As they abandoned their bases, the British broke up and burned equipment, vehicles and stores to prevent them falling into German hands. Some fitted themselves with new boots from abandoned army stores for the trek to the sea. They slept in fields or village squares. One artillery unit, which had come all the way from Champagne, was woken during the night by a town crier announcing that Paris was surrounded: the soldiers got to their feet and hurried on. Another unit passed a travelling circus, led by six elephants ridden by mahouts. Heading west by train, Sherwood Foresters found the track cut by bombs. They repaired the line and, when the driver refused to go on, persuaded him to change his mind by sticking a pistol in his ribs. Moving more slowly on foot from Rouen, other Foresters stopped from time to time to play housey-housey with their remaining francs.

‘Cobber’ Kain’s unit, the 73rd squadron of the RAF, was among those moving west. Instead of joining the retreat, wireless operator Vic Flowers, who had been in the crowd that watched the ace plunge to his death, volunteered to go to a base from which planes were still due to fly against the Germans. An officer ordered him to take the place of a
wounded air gunner on a Fairey Battle bomber waiting to take off. Flowers said he had never been up in an aircraft and had no idea how to fire a machine gun. The officer insisted that he get in, but Flowers managed to disappear from the scene though, as he later recalled, ‘the penalties for failing to comply with an order on the field of battle were very severe’.

He got a ride on a lorry to another airfield where he was put to work unloading hundreds of four-gallon tins of high octane fuel from a wagon which caught fire as the last few cans were being taken off. On 15 June, Flowers and other men from ground crews were told to board available trucks, and make for Nantes. On the way, they passed airfields with rows of burned out Battle and Blenheim bombers. Arriving at Le Mans, they were taken aback to see NAAFI stores deserted; everyone was helping themselves to cigarettes and tobacco from wooden crates that had been broken open. Five hundred motorcycles had been stored at the British camp on the city’s racetrack, and RAF ground crews were riding them round for fun.

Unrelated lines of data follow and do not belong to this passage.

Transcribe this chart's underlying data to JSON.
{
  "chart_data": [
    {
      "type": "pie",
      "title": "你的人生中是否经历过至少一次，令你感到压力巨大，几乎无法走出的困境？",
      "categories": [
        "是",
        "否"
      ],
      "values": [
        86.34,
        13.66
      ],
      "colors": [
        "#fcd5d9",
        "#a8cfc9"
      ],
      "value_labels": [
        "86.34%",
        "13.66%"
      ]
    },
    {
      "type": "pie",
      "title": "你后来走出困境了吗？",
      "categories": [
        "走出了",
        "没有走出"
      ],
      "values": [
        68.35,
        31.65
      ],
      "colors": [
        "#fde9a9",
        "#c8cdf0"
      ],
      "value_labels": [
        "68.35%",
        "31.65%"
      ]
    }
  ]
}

Edwin Quittenton of the Royal Engineers had a particularly erratic journey across France. Originally, he and a colleague had been ordered to drive a five-ton lorry from Abbeville to Reims in Champagne, 130 miles to the east. Their mission was to bring back stores and provisions from an abandoned depot. On the way they passed through deserted towns bereft of any sign of life – not even a cat or dog.

At the depot, they spent two hours loading the lorry with tinned food, cases of cigarettes and whisky and wines. They ate, smoked and drank, and then decided it was time to head back to Abbeville.

Suddenly they heard the sound of bullets. Looking out of
the driver’s cab, they saw German planes diving on the depot. ‘Blimey, Jerry’s here,’ they shouted at one another.

Speeding off, they took corners on two wheels, and did not stop until they reached a British army barricade thirty miles down the road. The sides and the back of the lorry were riddled by bullets. All the bottles of whisky had been hit. The tins of fruit were holed, and the juice inside had run out. Only the cigarettes had escaped damage.

Getting back to Abbeville, Quittenton endured a big bombing raid before driving across Normandy to Rouen to join a group of Royal Engineers that had been told to impede the German advance and destroy supplies and oil tanks. But the enemy advance was too strong, and he followed a crazy pattern across northern France, dodging back to Le Havre, and then driving 300 miles to Nantes before doubling back with his comrades to try to find an evacuation ship at Cherbourg. No luck there, so they went down to Granville at the bottom of the Cotentin peninsula. No luck there, either, so they drove across to Rennes. A brief stay there as German planes staged bombing raids. Then back to Nantes where Quittenton became the driver for a commanding officer he described as ‘a thorough gentleman’.